Low-Rank Parametrized Transformers and Saddle-to-Saddle Dynamics
Facoltà di scienze informatiche - Segreterie degli studi
Data: 14 novembre 2025 / 12:30 - 13:30
USI East Campus, Room D5.01
Speaker: Dr. Katerina Papagiannouli
Abstract: In this talk, we will characterise the gradient flow dynamics of an almost-linear low-rank parametrized transformer trained for regression in the limit of vanishing initialization. We explicitly characterise the visited saddles as well as the jump times each corresponding to the activation of a new direction within the attention-weighted subspace. Starting from almost zero initialization, coordinates are successively activated revealing the well-known phenomenon of incremental learning. Our analysis relies on a reparameterization of the gradient flow that enables us to track these transitions between the rank-increased plateaus. (joint with Hana Tseran RIKEN Institute, University of Tokyo)

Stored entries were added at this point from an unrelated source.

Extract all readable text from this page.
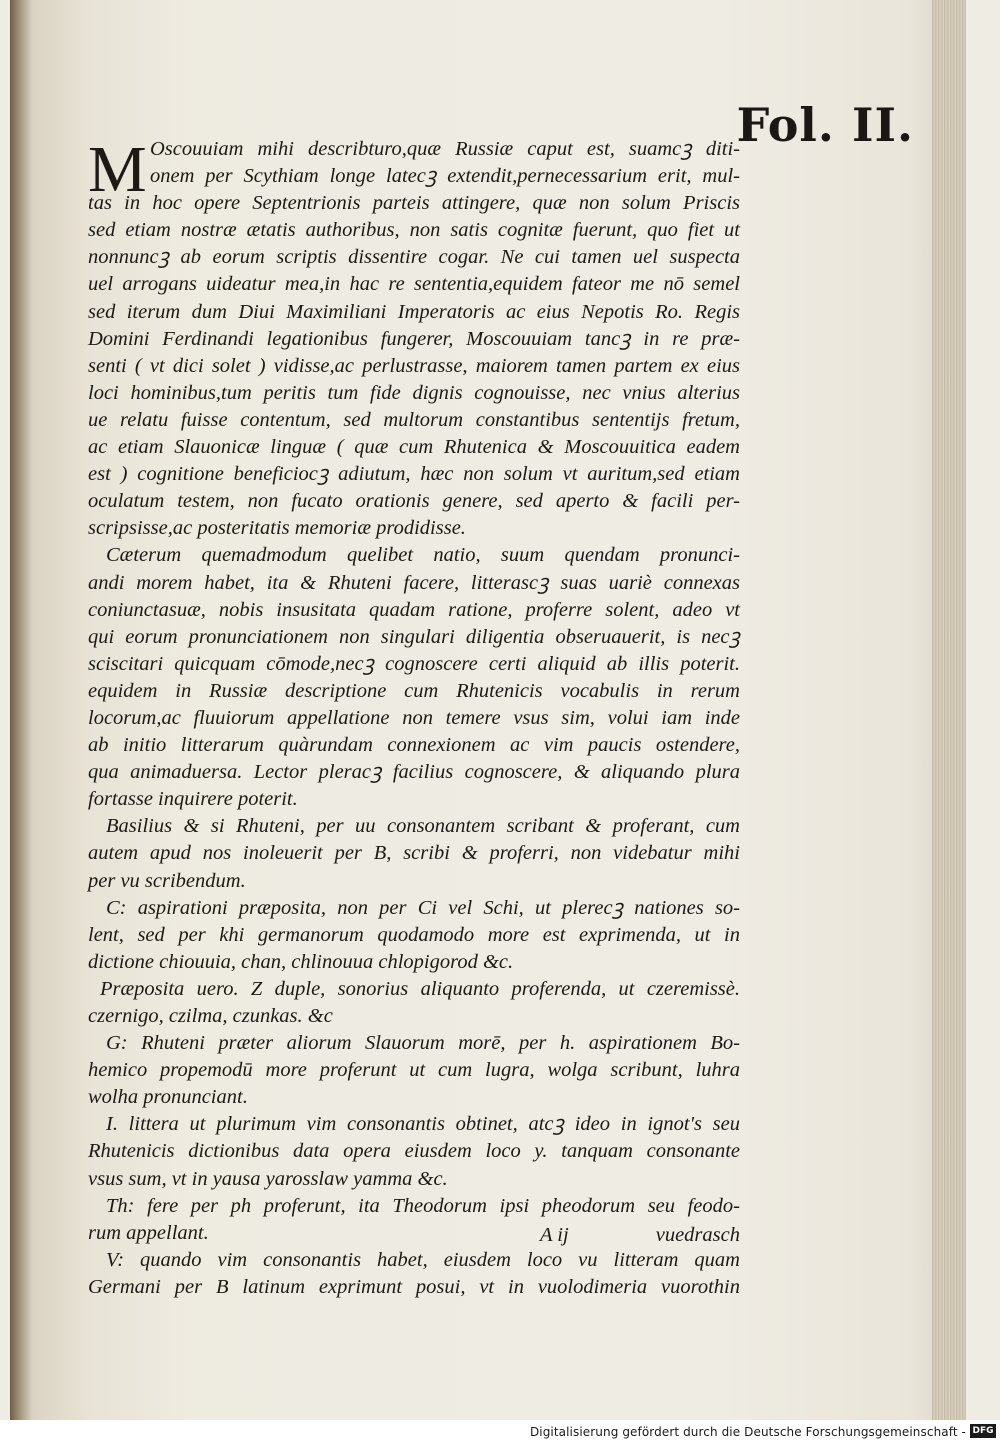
Fol. II.
M Oscouuiam mihi describturo,quæ Russiæ caput est, suamcꝫ diti-
onem per Scythiam longe latecꝫ extendit,pernecessarium erit, mul-
tas in hoc opere Septentrionis parteis attingere, quæ non solum Priscis
sed etiam nostræ ætatis authoribus, non satis cognitæ fuerunt, quo fiet ut
nonnuncꝫ ab eorum scriptis dissentire cogar. Ne cui tamen uel suspecta
uel arrogans uideatur mea,in hac re sententia,equidem fateor me nō semel
sed iterum dum Diui Maximiliani Imperatoris ac eius Nepotis Ro. Regis
Domini Ferdinandi legationibus fungerer, Moscouuiam tancꝫ in re præ-
senti ( vt dici solet ) vidisse,ac perlustrasse, maiorem tamen partem ex eius
loci hominibus,tum peritis tum fide dignis cognouisse, nec vnius alterius
ue relatu fuisse contentum, sed multorum constantibus sententijs fretum,
ac etiam Slauonicæ linguæ ( quæ cum Rhutenica & Moscouuitica eadem
est ) cognitione beneficiocꝫ adiutum, hæc non solum vt auritum,sed etiam
oculatum testem, non fucato orationis genere, sed aperto & facili per-
scripsisse,ac posteritatis memoriæ prodidisse.
Cæterum quemadmodum quelibet natio, suum quendam pronunci-
andi morem habet, ita & Rhuteni facere, litterascꝫ suas uariè connexas
coniunctasuæ, nobis insusitata quadam ratione, proferre solent, adeo vt
qui eorum pronunciationem non singulari diligentia obseruauerit, is necꝫ
sciscitari quicquam cōmode,necꝫ cognoscere certi aliquid ab illis poterit.
equidem in Russiæ descriptione cum Rhutenicis vocabulis in rerum
locorum,ac fluuiorum appellatione non temere vsus sim, volui iam inde
ab initio litterarum quàrundam connexionem ac vim paucis ostendere,
qua animaduersa. Lector pleracꝫ facilius cognoscere, & aliquando plura
fortasse inquirere poterit.
Basilius & si Rhuteni, per uu consonantem scribant & proferant, cum
autem apud nos inoleuerit per B, scribi & proferri, non videbatur mihi
per vu scribendum.
C: aspirationi præposita, non per Ci vel Schi, ut plerecꝫ nationes so-
lent, sed per khi germanorum quodamodo more est exprimenda, ut in
dictione chiouuia, chan, chlinouua chlopigorod &c.
Præposita uero. Z duple, sonorius aliquanto proferenda, ut czeremissè.
czernigo, czilma, czunkas. &c
G: Rhuteni præter aliorum Slauorum morē, per h. aspirationem Bo-
hemico propemodū more proferunt ut cum lugra, wolga scribunt, luhra
wolha pronunciant.
I. littera ut plurimum vim consonantis obtinet, atcꝫ ideo in ignot's seu
Rhutenicis dictionibus data opera eiusdem loco y. tanquam consonante
vsus sum, vt in yausa yarosslaw yamma &c.
Th: fere per ph proferunt, ita Theodorum ipsi pheodorum seu feodo-
rum appellant.
V: quando vim consonantis habet, eiusdem loco vu litteram quam
Germani per B latinum exprimunt posui, vt in vuolodimeria vuorothin
A ij	vuedrasch
Digitalisierung gefördert durch die Deutsche Forschungsgemeinschaft - DFG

Biography: Katerina Papagiannouli is an assistant professor (Ricercatore a Tempo Determinato di Tipo A) in Statistics and Machine Learning at the Department of Mathematics, University of Pisa and a visitor researcher at Max Planck Institute for Mathematics in the Sciences. Prior to this, she was a postdoctoral researcher at the MPI for MiS in the Inference and Learning group. She obtained her Ph.D. in Mathematical Statistics from Humboldt University of Berlin.
Host: Prof. Deborah Sulem